Artist News

Sinead O’Connor retracts announcement of her retirement

By | Published on Wednesday 9 June 2021

Sinead O'Connor

Sinead O’Connor is not retiring from the music industry. You may have read that she’d already done that. I mean, she did say she had – announcing that she was cancelling all scheduled tour dates and that upcoming album ‘No Veteran Dies Alone’ would be her last.

Now she’s had a change of heart though, saying that an “unnecessary and hurtful” question on BBC Radio 4’s ‘Woman’s Hour’ while promoting her new autobiography ‘Rememberings’ had triggered a “knee jerk reaction” resulting in the retirement announcement.

O’Connor tweeted on Friday that she had decided that after a “40 year journey” it was time to call an end to her career as a musician. She said that instead it was “time to put the feet up and make other dreams come true”. Asked about her scheduled live shows, she said: “Yes, all shows which were originally set for 2020, rescheduled to 2021 and then to 2022, are going to be pulled. Because this soldier woman has grown old quicker than COVID”.

Returning to Twitter the following day, she said that the decision still stood, adding: “Apologies if any upset caused to booking agents or promoters or managers due to my tweeting about my retirement. I guess the book made me realise I’m my own boss. I didn’t wanna wait for permission from the men, as to when I could announce it. Also, I’d had a few whiskeys”.

So that was that. But given a few days to reflect, she has now retracted her decision to retire and explained in a statement what led her to make it in the first place.

“All interviewers were asked to please be sensitive and not ask about child abuse or dig deep into painful shit about mental health which would be traumatising for me to have to think about”, she said. “Every fuggin time I go to sell a record for 30 years, it’s ‘Aren’t you mental?

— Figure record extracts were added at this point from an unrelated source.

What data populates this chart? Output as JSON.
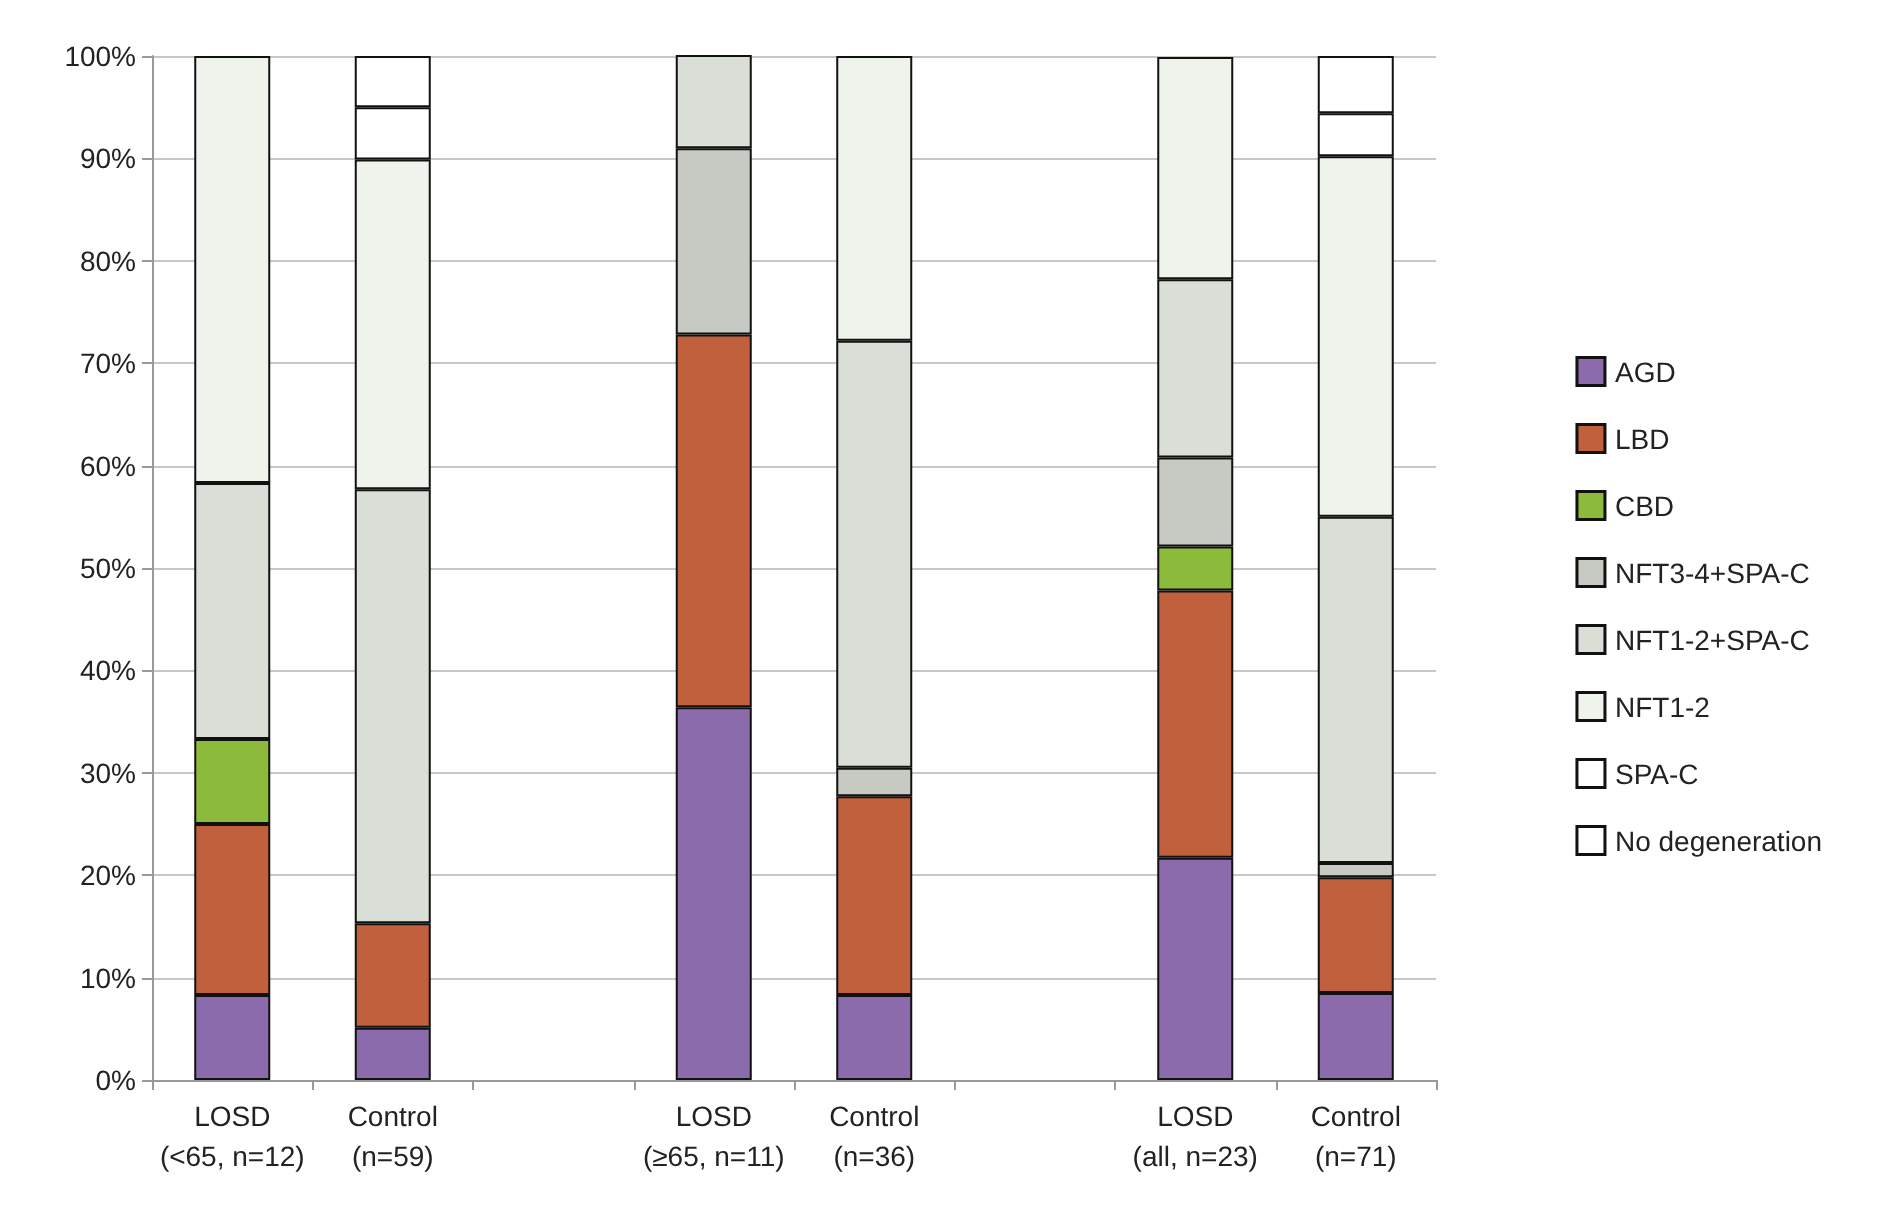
{
  "chart_data": {
    "type": "bar",
    "stacked": true,
    "categories": [
      "LOSD\n(<65, n=12)",
      "Control\n(n=59)",
      null,
      "LOSD\n(≥65, n=11)",
      "Control\n(n=36)",
      null,
      "LOSD\n(all, n=23)",
      "Control\n(n=71)"
    ],
    "series": [
      {
        "name": "AGD",
        "color": "#8b6bab",
        "values": [
          8.3,
          5.1,
          null,
          36.4,
          8.3,
          null,
          21.7,
          8.5
        ]
      },
      {
        "name": "LBD",
        "color": "#c0603c",
        "values": [
          16.7,
          10.2,
          null,
          36.4,
          19.4,
          null,
          26.1,
          11.3
        ]
      },
      {
        "name": "CBD",
        "color": "#8cba3a",
        "values": [
          8.3,
          null,
          null,
          null,
          null,
          null,
          4.3,
          null
        ]
      },
      {
        "name": "NFT3-4+SPA-C",
        "color": "#c6cac2",
        "values": [
          null,
          null,
          null,
          18.2,
          2.8,
          null,
          8.7,
          1.4
        ]
      },
      {
        "name": "NFT1-2+SPA-C",
        "color": "#d9ded6",
        "values": [
          25,
          42.4,
          null,
          9.1,
          41.7,
          null,
          17.4,
          33.8
        ]
      },
      {
        "name": "NFT1-2",
        "color": "#eef3ec",
        "values": [
          41.7,
          32.2,
          null,
          null,
          27.8,
          null,
          21.7,
          35.2
        ]
      },
      {
        "name": "SPA-C",
        "color": "#ffffff",
        "values": [
          null,
          5.1,
          null,
          null,
          null,
          null,
          null,
          4.2
        ]
      },
      {
        "name": "No degeneration",
        "color": "#ffffff",
        "values": [
          null,
          5.0,
          null,
          null,
          null,
          null,
          null,
          5.6
        ]
      }
    ],
    "ylim": [
      0,
      100
    ],
    "yticks": [
      {
        "value": 0,
        "label": "0%"
      },
      {
        "value": 10,
        "label": "10%"
      },
      {
        "value": 20,
        "label": "20%"
      },
      {
        "value": 30,
        "label": "30%"
      },
      {
        "value": 40,
        "label": "40%"
      },
      {
        "value": 50,
        "label": "50%"
      },
      {
        "value": 60,
        "label": "60%"
      },
      {
        "value": 70,
        "label": "70%"
      },
      {
        "value": 80,
        "label": "80%"
      },
      {
        "value": 90,
        "label": "90%"
      },
      {
        "value": 100,
        "label": "100%"
      }
    ],
    "grid": "y",
    "legend": "right"
  }
}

Aren’t you an asshole? Aren’t you invalid?'”

She then turned specifically to last week’s ‘Woman’s Hour’ interview, during which she was asked about the time she was referred to in an article by The Telegraph’s music critic Neil McCormick as “the crazy lady in pop’s attic”.

“Last Tuesday it was unnecessary and hurtful for ‘Woman’s Hour’, of all people, to remind me of the awfully abusive statement written about me by an Irish man for a UK paper”, O’Connor wrote. “When people wonder what derailed my career? The UK and Irish UK papers’ constant abuse and invalidation of me on the grounds I may or may not have been diagnosed by them as ‘mad’. As if mad makes you invalid”.

“I said I was retiring”, she went on. “As I have said many times before in knee jerk reactions when I was young and made the butt of media abuse on the grounds I’m legally vulnerable. The hugest misconception (I’m always asked this but never answer) of ‘Sinead O’Connor’ is that she is Amazonian. I’m not. I’m a five foot, four inch soft-hearted female who is actually very fragile”.

“But I love my job”, she continued. “Making music that is. I don’t like the consequences of being a talented (and outspoken) woman being that I have to wade through walls of prejudice every day to make a living. But I am born for live performance and with the astonishing love and support I have received in the last few days and will continue to receive from [booking agent] Rob Prinz and all at ICM, as well as many managers and buyers and fans, I feel safe in retracting my expressed wish to retire”.

“I am not going to retire” she concluded. “I am going to keep on being fabulous”.

‘No Veteran Dies Alone’ is set for release in January.